“Marriages are like fingerprints; each one is different and each one is beautiful.” ~ Maggie Reyes
“Marriage is a mosaic you build with your spouse. Millions of tiny moments that create your love story.” ~Jennifer Smith
I know a lot of married people and one thing I have come to appreciate is that no two marriages are alike because when two people from different background and sometimes different cultures come together, there is a flavorful mix of personalities. Now, this can be a good thing the couple can take advantage of by incorporating their differences and making a colorful and flavor-filled marriage. At church last week, my pastor compared marriage to a dish being cooked. He said if you add a little hot pepper in the dish, it makes it tasty and enjoyable but if you add a lot of hot pepper in the dish, it becomes a painful experience to eat that dish.
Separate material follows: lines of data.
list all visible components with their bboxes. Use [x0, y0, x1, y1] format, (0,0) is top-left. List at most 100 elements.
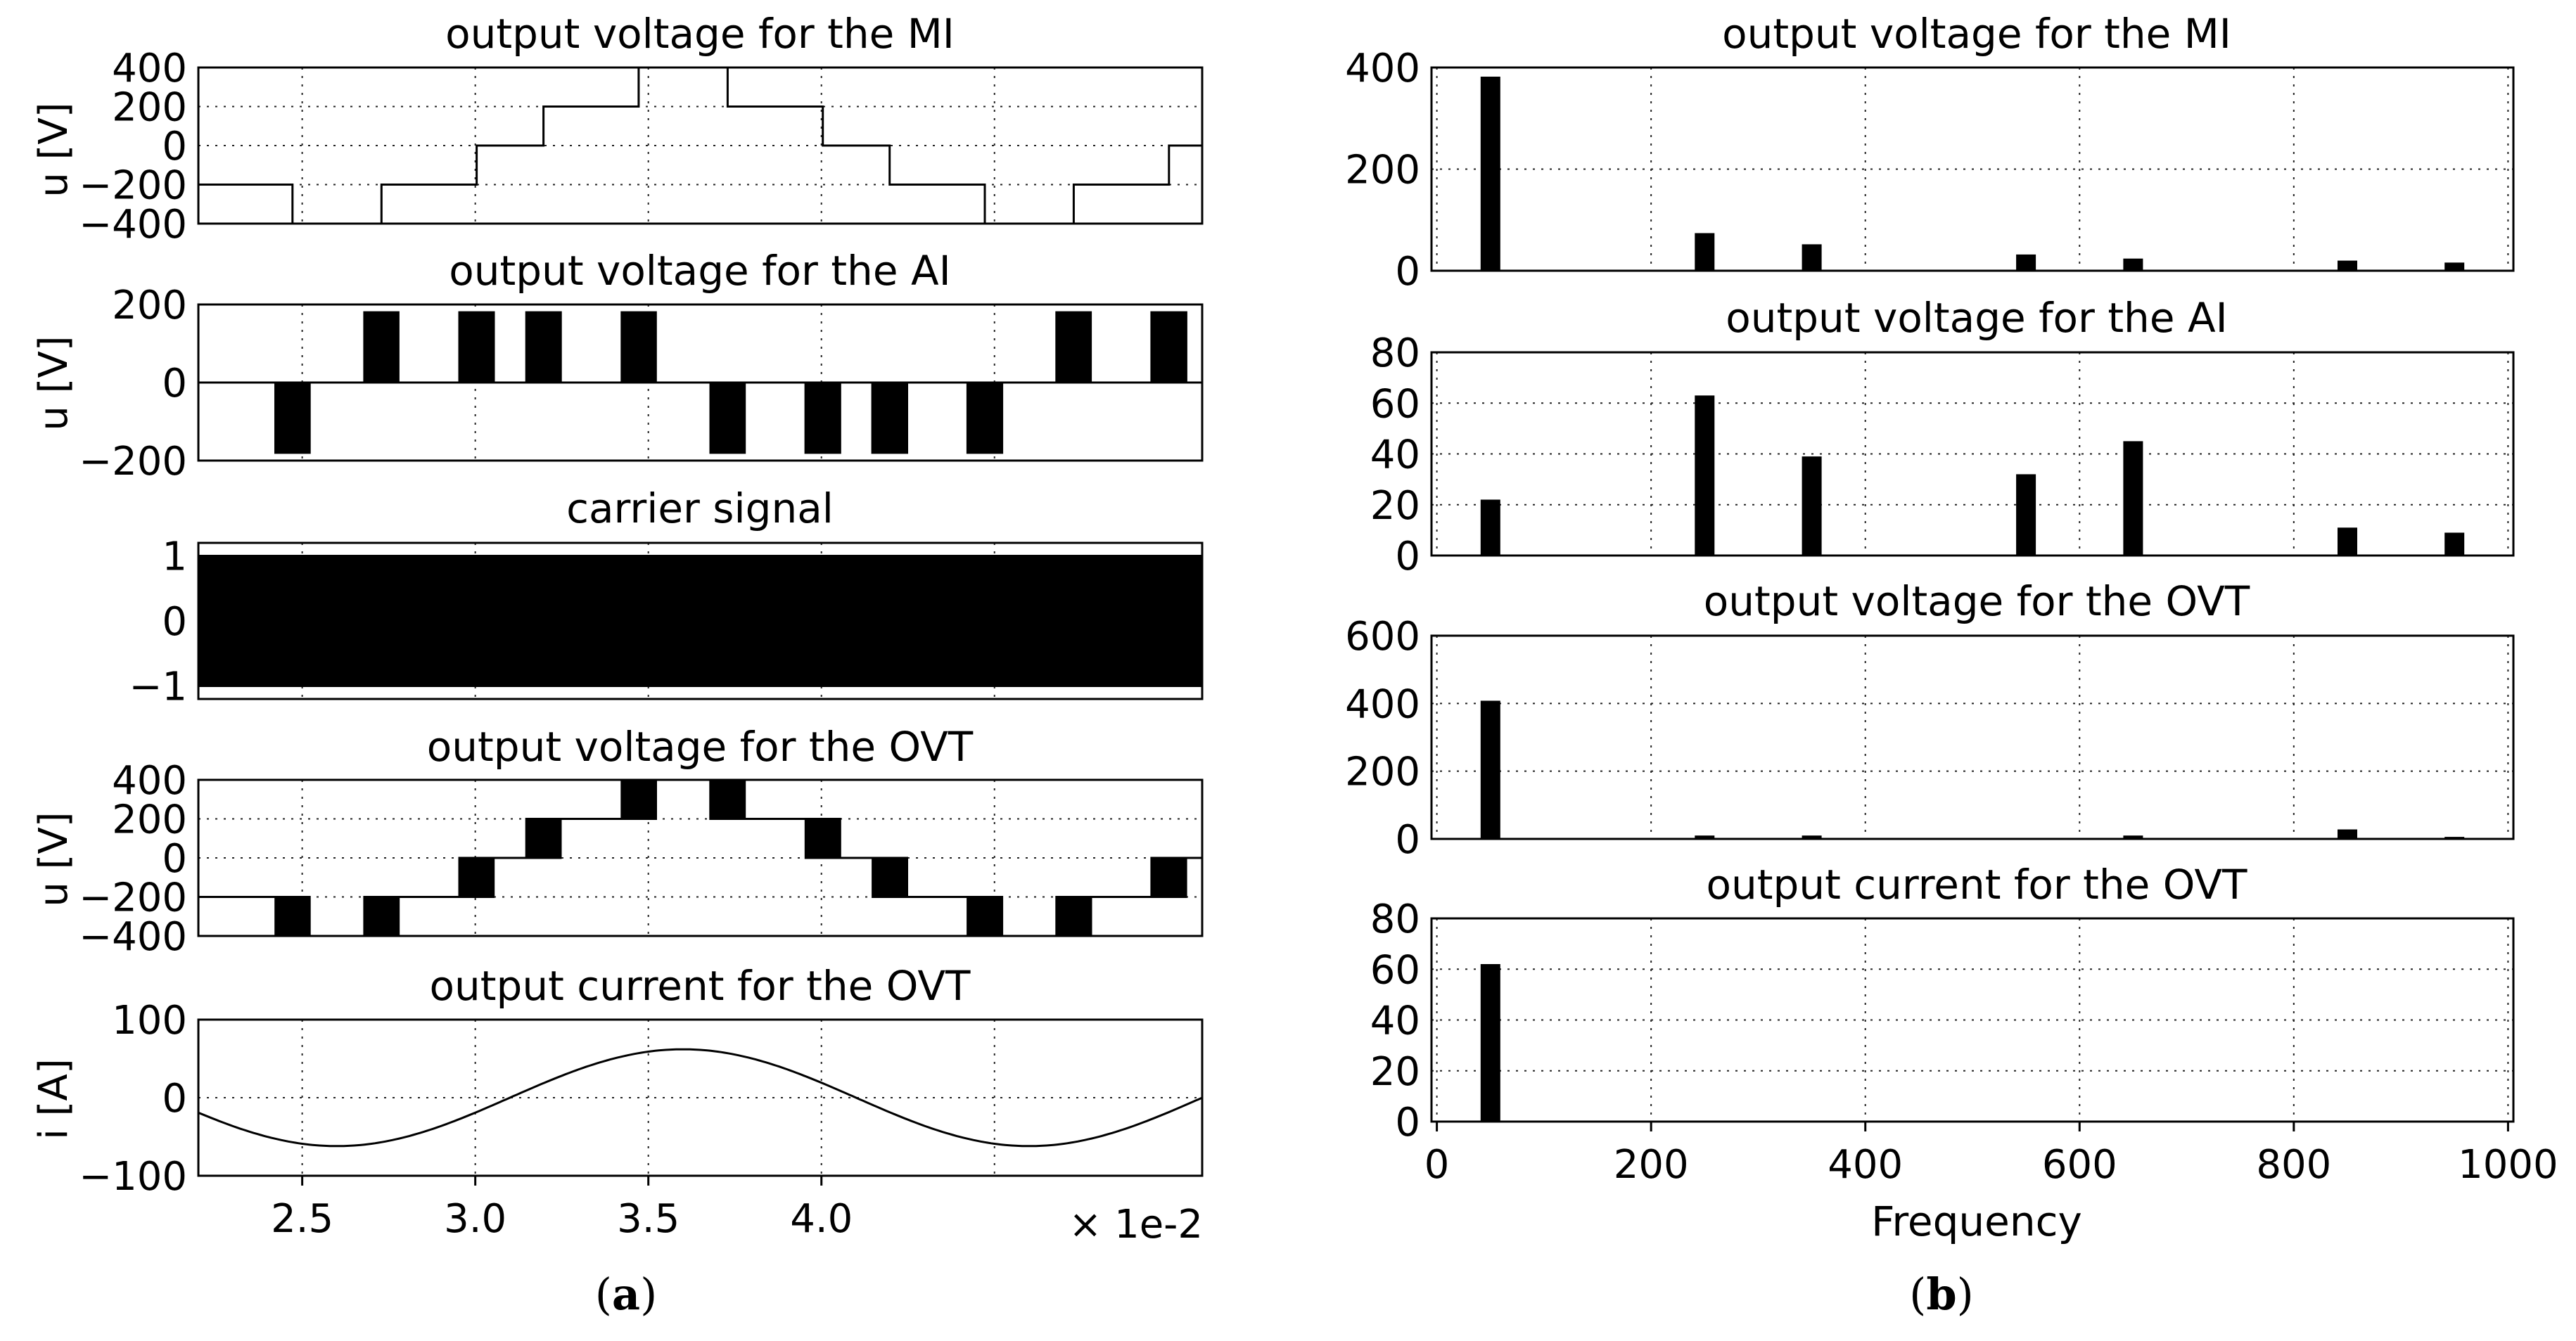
bar-50hz — [1480, 499, 1500, 556]
y-tick-label: 40 — [1370, 432, 1420, 478]
y-tick-label: 600 — [1345, 614, 1420, 660]
x-tick-label: 0 — [1424, 1142, 1450, 1188]
bar-650hz — [2123, 258, 2143, 271]
x-tick-label: 3.5 — [617, 1196, 680, 1242]
y-tick-label: 60 — [1370, 947, 1420, 993]
x-tick-label: 600 — [2042, 1142, 2117, 1188]
plot-frame — [1430, 351, 2515, 557]
bar-50hz — [1480, 964, 1500, 1122]
waveform-trace — [198, 778, 1202, 937]
y-tick-label: −1 — [129, 665, 187, 710]
bar-350hz — [1802, 244, 1822, 271]
y-tick-label: −200 — [79, 439, 187, 485]
bar-550hz — [2016, 474, 2036, 556]
panel-b1-mi-spectrum: output voltage for the MI 400 200 0 — [1345, 10, 2515, 295]
waveform-trace — [198, 311, 1202, 454]
plot-frame — [1430, 917, 2515, 1123]
caption-a-letter: a — [612, 1269, 640, 1320]
x-tick-label: 1000 — [2458, 1142, 2558, 1188]
plot-frame — [1430, 66, 2515, 272]
y-tick-label: 0 — [162, 1076, 187, 1122]
y-axis-label: i [A] — [31, 1058, 77, 1139]
y-tick-label: 60 — [1370, 381, 1420, 427]
x-axis-label: Frequency — [1871, 1198, 2082, 1245]
x-tick-label: 2.5 — [271, 1196, 333, 1242]
bar-850hz — [2338, 260, 2357, 271]
chart-title: output voltage for the OVT — [1704, 577, 2250, 625]
waveform-trace — [198, 1048, 1203, 1148]
y-tick-label: 200 — [112, 283, 187, 328]
bar-950hz — [2444, 262, 2465, 271]
x-tick-label: 3.0 — [444, 1196, 506, 1242]
waveform-trace — [197, 555, 1204, 687]
y-tick-label: 100 — [112, 998, 187, 1044]
x-tick-label: 800 — [2256, 1142, 2331, 1188]
caption-b: (b) — [1909, 1269, 1974, 1320]
chart-title: output voltage for the MI — [1722, 10, 2231, 58]
waveform-trace — [198, 66, 1202, 225]
caption-a: (a) — [595, 1269, 658, 1320]
x-tick-label: 4.0 — [790, 1196, 853, 1242]
plot-frame — [197, 778, 1204, 937]
x-tick-label: 200 — [1614, 1142, 1689, 1188]
bar-250hz — [1695, 233, 1715, 271]
y-tick-label: 80 — [1370, 897, 1420, 942]
y-tick-label: 0 — [1395, 1100, 1420, 1146]
panel-a4-ovt-voltage: output voltage for the OVT u [V] 4002000… — [31, 723, 1204, 960]
chart-title: output voltage for the OVT — [427, 723, 974, 771]
panel-a5-ovt-current: output current for the OVT i [A] 100 0 −10… — [31, 962, 1204, 1247]
y-axis-label: u [V] — [31, 102, 77, 197]
x-scale-label: × 1e-2 — [1069, 1202, 1203, 1247]
chart-title: carrier signal — [566, 485, 834, 532]
caption-b-letter: b — [1926, 1269, 1956, 1320]
plot-frame — [197, 66, 1204, 225]
y-tick-label: −200 — [79, 163, 187, 209]
y-tick-label: 400 — [1345, 681, 1420, 727]
y-tick-label: 0 — [162, 836, 187, 882]
y-tick-label: 200 — [112, 797, 187, 843]
panel-b3-ovt-spectrum: output voltage for the OVT 600 400 200 0 — [1345, 577, 2515, 863]
y-tick-label: −400 — [79, 202, 187, 248]
y-tick-label: 400 — [112, 46, 187, 91]
panel-a2-ai-voltage: output voltage for the AI u [V] 200 0 −200 — [31, 247, 1204, 485]
bar-650hz — [2123, 441, 2143, 556]
bar-350hz — [1802, 835, 1822, 839]
y-tick-label: −400 — [79, 914, 187, 960]
bar-250hz — [1695, 835, 1715, 839]
chart-title: output voltage for the AI — [1726, 294, 2227, 342]
y-tick-label: 1 — [162, 534, 187, 580]
bar-850hz — [2338, 829, 2357, 839]
y-tick-label: 0 — [162, 124, 187, 169]
y-tick-label: 20 — [1370, 1049, 1420, 1095]
y-tick-label: 200 — [1345, 750, 1420, 795]
y-tick-label: 0 — [1395, 249, 1420, 295]
y-tick-label: 400 — [1345, 46, 1420, 91]
y-tick-label: 0 — [162, 599, 187, 645]
y-tick-label: −200 — [79, 875, 187, 921]
chart-title: output voltage for the MI — [445, 10, 955, 58]
chart-title: output current for the OVT — [1707, 861, 2248, 909]
plot-frame — [1430, 634, 2515, 840]
y-tick-label: 200 — [1345, 148, 1420, 193]
y-tick-label: 20 — [1370, 483, 1420, 529]
y-tick-label: 0 — [1395, 817, 1420, 863]
panel-b2-ai-spectrum: output voltage for the AI 80 60 40 20 0 — [1370, 294, 2515, 579]
y-tick-label: 80 — [1370, 331, 1420, 376]
y-tick-label: 400 — [112, 758, 187, 804]
y-tick-label: −100 — [79, 1154, 187, 1200]
y-axis-label: u [V] — [31, 335, 77, 430]
bar-50hz — [1480, 77, 1500, 271]
chart-title: output current for the OVT — [430, 962, 971, 1010]
panel-a1-mi-voltage: output voltage for the MI u [V] 4002000−… — [31, 10, 1204, 248]
bar-550hz — [2016, 254, 2036, 271]
bar-50hz — [1480, 700, 1500, 839]
y-tick-label: 0 — [1395, 534, 1420, 579]
bar-250hz — [1695, 395, 1715, 556]
y-tick-label: 40 — [1370, 999, 1420, 1044]
plot-frame — [197, 303, 1204, 462]
plot-frame — [197, 1018, 1204, 1177]
chart-title: output voltage for the AI — [449, 247, 950, 295]
y-tick-label: 200 — [112, 85, 187, 131]
bar-850hz — [2338, 527, 2357, 556]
So, although variety is the spice of life, too much variety in a marriage can make it a painful experience.
So, what are the little nuts and bolts that make each marriage a unique experience? A few years ago, we had a guest who stayed with us for a few days. In the course of her visit, she observed the way I did certain things in my home. One evening, we were having a conversation and I stated my husband did not really know how to cook (although he will say he “used to know how to cook”). She said she was not surprised. She said, “you serve him like a king any time he wants to eat so he won’t have the need to learn how things work in the kitchen.” Whenever I serve my husband I always put the food on a tray and carry the tray to him. This was the reference she was talking about. Now, I know every marriage is different. What works for one couple may not work for the other couple. I don’t see any big deal in serving my husband on a tray. I did this while we were dating. He treats me like a queen so if serving him on a tray is attributed to me treating him like a king, then I pride myself in that.
A few weeks ago, I was at a family friend’s house and her husband came downstairs and asked if she had eaten. Now, I know this couple very well, I knew he was hungry and was trying to cover up his purpose of coming downstairs. The husband believes his wife makes the best tea. Yes, tea. He says every time he makes tea for himself, it never ever tastes like the one his wife made. I have known this couple for over sixteen years and her husband has always made this statement. The husband doesn’t like to eat outside because he says no other person can cook like his wife, there’s just something about her cooking. When he comes back from his travels, you can tell he has lost a lot of weight because he doesn’t really eat when he is away from home.
There are gestures both the husband and wife bring to the table that make the wheel of marriage run smoothly. A married couple with kids dear to my heart create time for date night every Friday. They keep the kids with the babysitter and enjoy the night off, just the two of them. The wife stated this has helped remind them of who they are as individuals and a couple. What are those nuts and bolts you have kept in your tool shed or garage that you think you should bring out to oil your marriage?